Ultrakalte Gase und ganz besonders Bose-Einstein-Kondensate stellen ein anderes Beispiel für Suprafluidität dar, bei denen sich aufgrund der viel geringeren Dichte aber zunächst keine Rotonen zeigen. Im Jahr 2003 schlugen Theoretiker vor, Rotonen in einem Kondensat aus stark magnetischen Atomen zu erzeugen. Die langreichweitige und richtungsabhängige Wechselwirkung zwischen den Teilchen sollte es ihrer Meinung nach möglich machen, den makroskopischen Anregungszustand zu erzeugen. Dank theoretischer Beiträge der Arbeitsgruppe von Luis Santos an der Universität Hannover und von Rick van Bijnen vom Institut für Quantenoptik und Quanteninformation der Österreichischen Akademie der Wissenschaften konnte das Team um Francesca Ferlaino vom Institut für Experimentalphysik der Universität Innsbruck und dem Institut für Quantenoptik und Quanteninformation nun erstmals Roton-Anregungen in einem dipolaren Quantengas beobachten.

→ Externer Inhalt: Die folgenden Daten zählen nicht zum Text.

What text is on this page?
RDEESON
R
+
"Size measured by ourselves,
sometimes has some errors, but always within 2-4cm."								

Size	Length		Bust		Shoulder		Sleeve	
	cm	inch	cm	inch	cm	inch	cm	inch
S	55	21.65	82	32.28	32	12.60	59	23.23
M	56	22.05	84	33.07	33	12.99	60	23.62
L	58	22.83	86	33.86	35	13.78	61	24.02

Rotonen in Quantengas beobachtet
Als weltweit erste Forschungsgruppe haben die Innsbrucker Wissenschaftler 2012 ein Bose-Einstein-Kondensat aus Erbium-Atomen realisiert. Der stark magnetische Charakter dieser Atome führt zu einem extrem dipolaren Verhalten des Quantensystems. Mit diesem Modellsystem konnten sie bereits mehrere dipolare Wenig- und Vielteilcheneffekte nachweisen. Nun ist es der Gruppe gelungen, ein Bose-Einstein-Kondensat aus rund 100.000 Erbium-Atomen so zu präparieren, dass Rotonen beobachtet werden können. „Wir verwenden dazu eine zigarrenförmige Falle aus Laserlicht und orientieren die atomaren Dipole mit einem Magnetfeld quer dazu“, erklärt die Erstautorin Lauriane Chomaz. Wenn die Atome entlang der kurzen Seite der Zigarre sitzen, ziehen sich die Teilchen an und sie stoßen sich ab, wenn sie in Längsrichtung sitzen. „Die langreichweitige Wechselwirkung führt zu einem Übersprechen zwischen den beiden Richtungen der Falle und dem attraktiv/repulsiven Charakter der Wechselwirkung.“ Energetisch begünstigt dies eine Modulation der atomaren Wolke entlang der Längsachse mit einer Wellenlänge, die dem Durchmesser der Zigarre entspricht. Das macht eine Roton-Anregung aus. „Indem wir zusätzlich die Wechselwirkung abschwächen, können wir den Roton-Modus entsprechend besetzen", sagt Chomaz.
Suprafestkörper im Visier
Der erfolgreiche Nachweis dieses seit langem gesuchten Quasiteilchens ebnet den Weg für die weitere Erforschung der Suprafluidität. Darüber hinaus schafft es auch Möglichkeiten, einen paradoxen Materiezustand zu erkunden, der gleichzeitig sowohl Eigenschaften fester als auch suprafluider Körper zeigt. Erste Nachweise dafür hat es im vergangenen Jahr bereits in Experimenten an Hybrid-Systemen aus Atomen und Licht gegeben. Magnetische Atome können eine neue Perspektive bieten, um suprasolide Zustände direkt zu erkunden, sind die Innsbrucker Forscherinnen und Forscher überzeugt. Schließlich bestätigt dieser Durchbruch die Möglichkeiten, dipolare Gase für die Erforschung von Quantenflüssigkeiten bieten, wie auch die Entdeckung von dipolaren Quantentröpfchen durch die Gruppe von Tilman Pfau in Stuttgart kürzlich gezeigt hat.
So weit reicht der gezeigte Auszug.